Fin juin, le Conseil de sécurité de l’Onu prolongeait d’un an le mandat de la Minusma, sous réserve du gouvernement malien, opposé à certaines dispositions de la résolution adoptée, notamment la liberté d’investiguer  unilatéralement sur des questions relatives aux droits de l’homme des Casques bleus. Les autorités maliennes ont accusé, le 10 juillet, une quarantaine de soldats ivoiriens de vouloir conduire une opération de déstabilisation sur son sol, compliquant à nouveau les relations déjà tendues entre Bamako et les Nations unies. Le Mali a annoncé la suspension de l’ensemble de la Minusma et l’expulsion de son porte-parole, Olivier Salgado. Ce dernier aurait rapporté des « informations inacceptables » sur l’affaire des 49 militaires ivoiriens détenus à Bamako, selon un communiqué officiel. Le ministère malien des Affaires étrangères a donné 72 heures  à Olivier Salgado pour quitter le Mali, selon le communiqué.

Si le Mali maintenait sa décision,  plusieurs pays  pourraient être amenés à revoir leur engagement au sein de la Minusma, selon Ornella Moderan, chercheuse à l’Institut d’études de sécurité, citant l’Allemagne, la Suède ou le Royaume-Uni. L’Egypte n’a pas attendu. Elle a annoncé la semaine dernière la suspension temporaire de ses activités au sein de la mission onusienne, motivant sa décision par les attaques dont seraient victimes ses soldats.  Un expert en sécurité au WestAfrica Center for Counter Extremism (WACCE), Mukhtar Mumuni Muktar, pense que les récentes positions du Mali pourraient avoir des conséquences négatives sur l’avenir politique du pays. Selon lui, « si c’est vrai et que l’objectif est de couper les liens avec la mission de l’Onu, de couper les liens avec la France et les partenaires extérieurs liés à la France, c’est un geste dangereux, non seulement pour les dirigeants du Mali mais aussi pour le peuple malien et les perspectives de retour du pays à un régime démocratique et civil…»

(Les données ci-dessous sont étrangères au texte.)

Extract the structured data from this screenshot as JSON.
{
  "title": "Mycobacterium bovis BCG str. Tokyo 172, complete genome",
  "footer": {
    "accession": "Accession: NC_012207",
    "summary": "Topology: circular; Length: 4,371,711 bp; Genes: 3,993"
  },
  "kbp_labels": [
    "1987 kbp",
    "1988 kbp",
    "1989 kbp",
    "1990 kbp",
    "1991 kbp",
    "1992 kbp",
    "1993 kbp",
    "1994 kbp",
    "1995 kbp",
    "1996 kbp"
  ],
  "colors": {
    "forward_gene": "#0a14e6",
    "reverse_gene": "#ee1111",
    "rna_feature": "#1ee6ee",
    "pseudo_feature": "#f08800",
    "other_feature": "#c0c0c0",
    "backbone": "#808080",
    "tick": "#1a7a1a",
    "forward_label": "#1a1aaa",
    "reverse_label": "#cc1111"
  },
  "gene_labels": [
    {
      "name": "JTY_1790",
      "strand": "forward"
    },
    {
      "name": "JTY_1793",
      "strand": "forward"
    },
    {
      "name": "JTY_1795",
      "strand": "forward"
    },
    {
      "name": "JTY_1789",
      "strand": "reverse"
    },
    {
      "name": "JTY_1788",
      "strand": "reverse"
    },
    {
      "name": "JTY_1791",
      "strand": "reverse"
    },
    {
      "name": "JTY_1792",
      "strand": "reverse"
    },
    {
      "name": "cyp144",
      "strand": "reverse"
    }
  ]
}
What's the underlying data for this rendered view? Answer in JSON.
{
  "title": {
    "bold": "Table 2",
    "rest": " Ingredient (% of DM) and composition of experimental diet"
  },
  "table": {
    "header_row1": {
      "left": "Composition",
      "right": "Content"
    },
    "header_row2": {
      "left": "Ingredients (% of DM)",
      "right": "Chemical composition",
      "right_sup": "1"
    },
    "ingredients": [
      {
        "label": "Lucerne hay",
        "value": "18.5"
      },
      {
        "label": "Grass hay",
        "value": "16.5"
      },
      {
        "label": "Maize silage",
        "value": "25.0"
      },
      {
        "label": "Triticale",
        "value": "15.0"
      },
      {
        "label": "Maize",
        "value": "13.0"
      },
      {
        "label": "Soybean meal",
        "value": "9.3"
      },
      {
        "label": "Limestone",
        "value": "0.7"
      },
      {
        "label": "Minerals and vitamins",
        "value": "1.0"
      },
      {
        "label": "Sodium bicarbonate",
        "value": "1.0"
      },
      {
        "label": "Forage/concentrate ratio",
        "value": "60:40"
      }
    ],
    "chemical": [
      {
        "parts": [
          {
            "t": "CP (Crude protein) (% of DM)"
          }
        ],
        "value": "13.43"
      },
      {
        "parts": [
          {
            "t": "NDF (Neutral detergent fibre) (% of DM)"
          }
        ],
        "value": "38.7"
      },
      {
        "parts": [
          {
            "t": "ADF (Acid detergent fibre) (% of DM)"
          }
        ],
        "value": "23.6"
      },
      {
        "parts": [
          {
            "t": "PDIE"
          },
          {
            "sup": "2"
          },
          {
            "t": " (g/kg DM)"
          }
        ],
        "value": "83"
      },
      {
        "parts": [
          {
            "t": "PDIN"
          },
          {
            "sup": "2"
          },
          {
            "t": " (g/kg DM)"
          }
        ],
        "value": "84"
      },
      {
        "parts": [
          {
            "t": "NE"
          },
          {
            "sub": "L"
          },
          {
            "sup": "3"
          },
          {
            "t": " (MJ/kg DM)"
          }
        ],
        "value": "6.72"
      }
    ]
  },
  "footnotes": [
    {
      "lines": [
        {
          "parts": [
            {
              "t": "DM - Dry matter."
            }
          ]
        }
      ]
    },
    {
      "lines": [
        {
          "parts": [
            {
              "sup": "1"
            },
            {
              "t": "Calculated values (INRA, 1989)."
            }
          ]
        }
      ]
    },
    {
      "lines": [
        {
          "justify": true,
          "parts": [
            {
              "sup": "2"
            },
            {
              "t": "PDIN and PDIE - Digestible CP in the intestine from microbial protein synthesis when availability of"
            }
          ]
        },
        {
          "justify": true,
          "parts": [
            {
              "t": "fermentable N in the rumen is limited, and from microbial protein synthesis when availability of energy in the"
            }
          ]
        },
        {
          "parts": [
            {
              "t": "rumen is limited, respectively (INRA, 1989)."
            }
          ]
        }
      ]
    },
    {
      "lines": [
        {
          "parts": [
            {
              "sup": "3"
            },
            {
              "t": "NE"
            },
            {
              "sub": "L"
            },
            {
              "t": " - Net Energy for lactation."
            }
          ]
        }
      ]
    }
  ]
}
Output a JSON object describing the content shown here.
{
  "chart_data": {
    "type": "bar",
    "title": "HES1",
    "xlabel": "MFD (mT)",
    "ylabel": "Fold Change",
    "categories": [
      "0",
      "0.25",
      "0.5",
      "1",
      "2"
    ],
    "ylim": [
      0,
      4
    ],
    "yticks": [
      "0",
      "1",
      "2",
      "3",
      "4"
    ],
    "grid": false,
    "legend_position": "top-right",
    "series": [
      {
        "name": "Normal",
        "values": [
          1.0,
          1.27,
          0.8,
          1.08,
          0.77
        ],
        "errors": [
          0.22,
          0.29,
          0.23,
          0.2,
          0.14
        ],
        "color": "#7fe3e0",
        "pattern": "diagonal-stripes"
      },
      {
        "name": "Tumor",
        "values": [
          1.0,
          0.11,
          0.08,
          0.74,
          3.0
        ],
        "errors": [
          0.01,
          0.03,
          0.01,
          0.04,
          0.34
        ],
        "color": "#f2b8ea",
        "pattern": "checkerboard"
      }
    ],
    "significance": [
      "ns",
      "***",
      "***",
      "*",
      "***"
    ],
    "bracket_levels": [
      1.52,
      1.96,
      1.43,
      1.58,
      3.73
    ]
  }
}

Et la « souveraineté » du Mali !

Jonathan Offei-Ansah, analyste et éditeur de l’Africa Briefing Magazine-UK, invite au respect des choix du Mali, en tant que pays souverain. « Après tant d’années de présence des forces de maintien de la paix et des troupes étrangères dans le pays, les activités djihadistes n’ont pas diminué, donc si le gouvernement estime qu’il peut recourir à ses propres moyens pour contrer l’insurrection djihadiste, qu’il en soit ainsi. Cela va leur coûter de l’argent et d’autres choses, mais, s’ils pensent pouvoir le faire, oui pourquoi pas, après tout c’est un pays souverain », estime-t-il.  Cet analyste ajoute : «aucun pays n’est une île isolée. Le Mali doit donc travailler en accord avec ses voisins, non seulement avec la communauté internationale mais aussi avec ses voisins, pour contrer la menace djihadiste ». 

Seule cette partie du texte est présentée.